Zwar wird weiterhin ein Mehrwertsteuermindestsatz von 15 % gelten; die harmonisierten und weniger restriktiven Vorschriften ermöglichen jedoch allen Mitgliedstaaten, verschiedene Steuersätze auf Güter anzuwenden:

– zwei ermäßigte Steuersätze zwischen 5 % und dem von dem Mitgliedstaat gewählten Normalsatz;

– eine Mehrwertsteuerbefreiung („Nullsatz“);

– einen ermäßigten Steuersatz zwischen 0 und 5 %.

Gleichzeitig schlägt die Kommission vor, die Liste der Gegenstände und Dienstleistungen abzuschaffen, auf die derzeit ermäßigte Steuersätze anwendbar sind. Stattdessen wird es nun eine Liste mit Gütern gegen, auf die keine ermäßigten Steuersätze angewandt werden dürfen, sodass sichergestellt ist, dass Güter wie Alkohol, Waffen, Tabak und Glücksspiele stets mit dem Normalsatz oder einem höheren Satz besteuert werden. Dadurch erhalten die Mitgliedstaaten wie gewünscht einen größeren Spielraum bei der Festlegung der Mehrwertsteuersätze.

Sicherungsmaßnahmen sollen potenzielle Risiken wie Einnahmenverluste, Wettbewerbsverzerrungen, unnötige Komplexität und mangelnde Rechtssicherheit verhindern. Die Mitgliedstaaten müssen sicherstellen, dass die ermäßigten Steuersätze den Endverbrauchern zugutekommen; zum Schutz der Einnahmen muss der durchschnittliche Mehrwertsteuersatz bei Umsätzen, für die kein Vorsteuerabzug möglich ist, stets mehr als 12 % betragen. 

Was wird sich für die Mitgliedstaaten, die Unternehmen und die Verbraucherinnen und Verbraucher ändern?

Der vorliegende Vorschlag ermöglicht eine sehr viel größere Flexibilität und stellt u. a. sicher, dass ähnliche Arten von Gütern gleich behandelt werden. Er ermöglicht den Mitgliedstaaten darüber hinaus, weiterhin bereits geltende ermäßigte Steuersätze und Nullsätze anzuwenden, und eröffnet diese Möglichkeit auch denjenigen Mitgliedstaaten, die derzeit von dieser Möglichkeit ausgeschlossen sind.

Die Auswirkungen auf Unternehmen werden davon abhängen, wie die Mitgliedstaaten sich hinsichtlich der Anwendung ermäßigter Steuersätze entscheiden: So würde sich nichts ändern, wenn die Mitgliedstaaten z. B. beschließen, die zusätzliche Flexibilität nicht in Anspruch zu nehmen. Die Sicherheit für Unternehmen verbessert sich jedoch, da sie über ein spezielles, EU-weites Webportal schnell und einfach in Erfahrung bringen können, für welche Gegenstände oder Dienstleistungen ermäßigte Mehrwertsteuersätze gelten.

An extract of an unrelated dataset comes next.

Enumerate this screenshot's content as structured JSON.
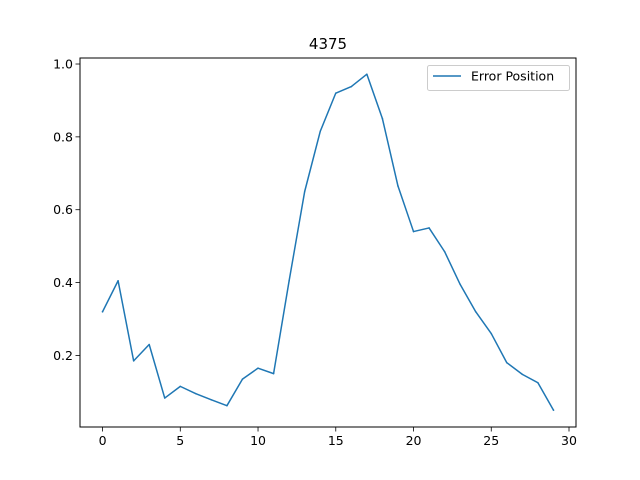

Die Verbraucher werden wahrscheinlich feststellen, dass für eine größere Anzahl von Gütern ermäßigte Mehrwertsteuersätze angewandt werden. Die Mitgliedstaaten sollten sicherstellen, dass sich dieser niedrigere Steuersatz auch im vom Endverbraucher gezahlten Preis widerspiegelt. 

Wer wurde für diesen Vorschlag konsultiert und was sind die nächsten Schritte?

Die Konsultation der Mitgliedstaaten erfolgte über die Gruppe „Zukunft der Mehrwertsteuer“, eine informelle Expertengruppe der Kommission, die Vertreter der nationalen Steuerverwaltungen umfasst. Im Zuge einer öffentlichen Konsultation von Dezember 2016 bis März 2017 gingen 327 Beiträge ein.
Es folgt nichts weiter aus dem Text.